Michael smiled ruefully at Horace’s joke. The actual planning of the expedition had lifted his spirits. Here was a second chance for him to settle scores for a lot of dead people.

Horace produced a map which he unfolded and placed on the verandah at their feet. He had sketched the map from information he was able to glean from various experienced bushmen and after consultation with government surveyors. Regretfully it had little information apart from major landmarks as the rugged and often near impenetrable country in the far north of Queensland had not been explored. ‘This should help you work out how you will go after Captain Mort.’ He pointed with his unlit cigar at the map between them. Michael stared down with his one good eye. Distances were vague, as were actual locations. ‘From my calculations,’ Horace said, still stabbing with his cigar, ‘Mort is probably going to use this track to escort the girl to the Tiger Tong stockade on the Palmer. The track is not often used now I’ve been told, and my guess is that he will be about here . . . ’ he said, tapping the end of the cigar on the sketch at a point on one of the tracks. ‘From what I know Mort and his party are on foot.’
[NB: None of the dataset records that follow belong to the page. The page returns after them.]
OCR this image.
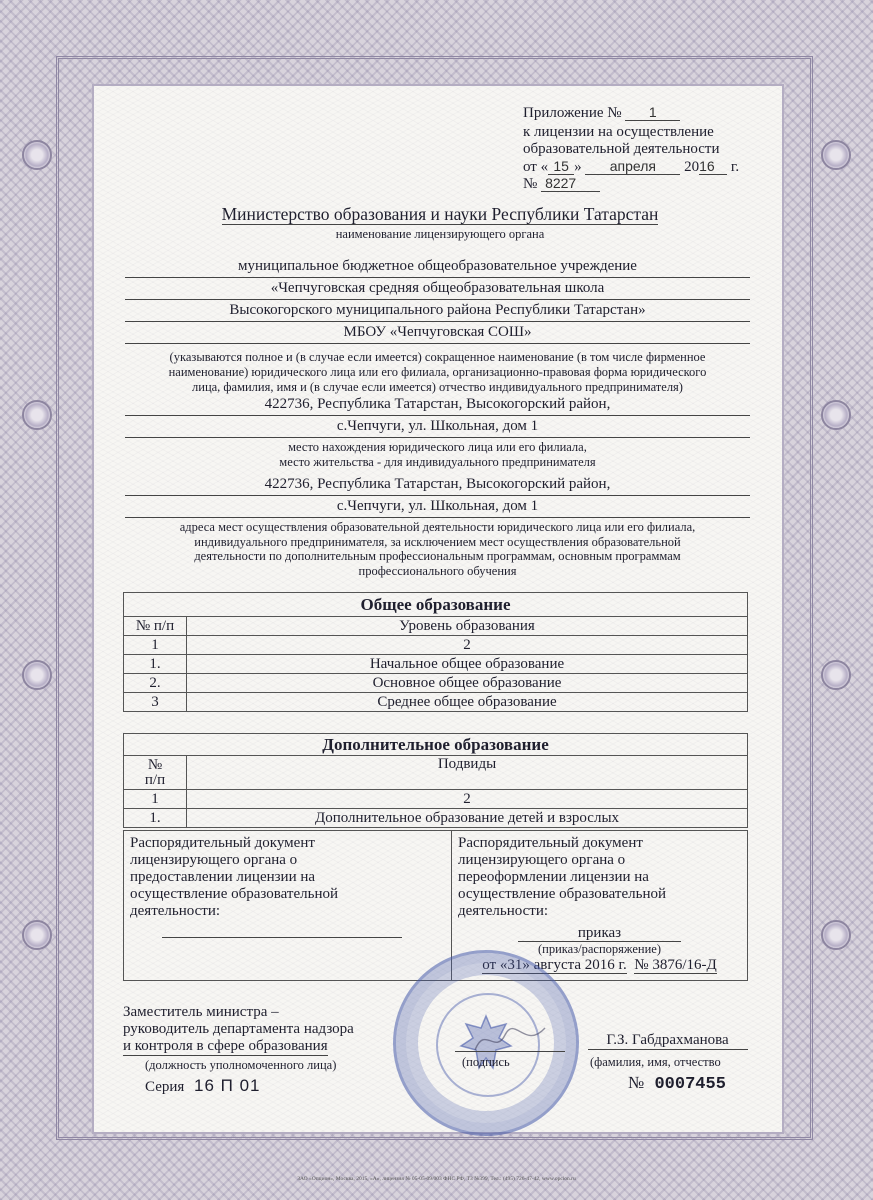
Приложение № 1
к лицензии на осуществление
образовательной деятельности
от « 15 » апреля 2016 г.
№ 8227
Министерство образования и науки Республики Татарстан
наименование лицензирующего органа
муниципальное бюджетное общеобразовательное учреждение
«Чепчуговская средняя общеобразовательная школа
Высокогорского муниципального района Республики Татарстан»
МБОУ «Чепчуговская СОШ»
(указываются полное и (в случае если имеется) сокращенное наименование (в том числе фирменное
наименование) юридического лица или его филиала, организационно-правовая форма юридического
лица, фамилия, имя и (в случае если имеется) отчество индивидуального предпринимателя)
422736, Республика Татарстан, Высокогорский район,
с.Чепчуги, ул. Школьная, дом 1
место нахождения юридического лица или его филиала,
место жительства - для индивидуального предпринимателя
422736, Республика Татарстан, Высокогорский район,
с.Чепчуги, ул. Школьная, дом 1
адреса мест осуществления образовательной деятельности юридического лица или его филиала,
индивидуального предпринимателя, за исключением мест осуществления образовательной
деятельности по дополнительным профессиональным программам, основным программам
профессионального обучения
Общее образование	
№ п/п	Уровень образования
1	2
1.	Начальное общее образование
2.	Основное общее образование
3	Среднее общее образование
Дополнительное образование	

№
п/п	Подвиды
1	2
1.	Дополнительное образование детей и взрослых
Распорядительный документ
лицензирующего органа о
предоставлении лицензии на
осуществление образовательной
деятельности:

Распорядительный документ
лицензирующего органа о
переоформлении лицензии на
осуществление образовательной
деятельности:
приказ
(приказ/распоряжение)
от «31» августа 2016 г. № 3876/16-Д
Заместитель министра –
руководитель департамента надзора
и контроля в сфере образования
(должность уполномоченного лица)	(подпись
Г.З. Габдрахманова
(фамилия, имя, отчество
Серия 16 П 01	№ 0007455
ЗАО «Опцион», Москва, 2015, «А», лицензия № 05-05-09/003 ФНС РФ, ТЗ №399, Тел.: (495) 726-47-42, www.opcion.ru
Michael stared at the sketch and estimated time and space calculations with the eye of a military man while Horace continued his briefing. ‘Soo Yin has volunteered some of his men if you need them. In fact, he insists you take them with you.’

Michael frowned. He had planned going after Mort on horseback. As far as he knew not many Chinese knew how to ride. If on foot, they would never catch Mort, who had a lead on them. ‘Tell Soo Yin thank you. But the four of us will do the job.’

‘Four?’

‘I’m taking Luke Tracy with me. He’s a bushman I trust.’

Horace slumped back into his chair with a sigh. ‘I think you are being over ambitious. I think you will need more than four. You don’t know the numbers you might come up against.’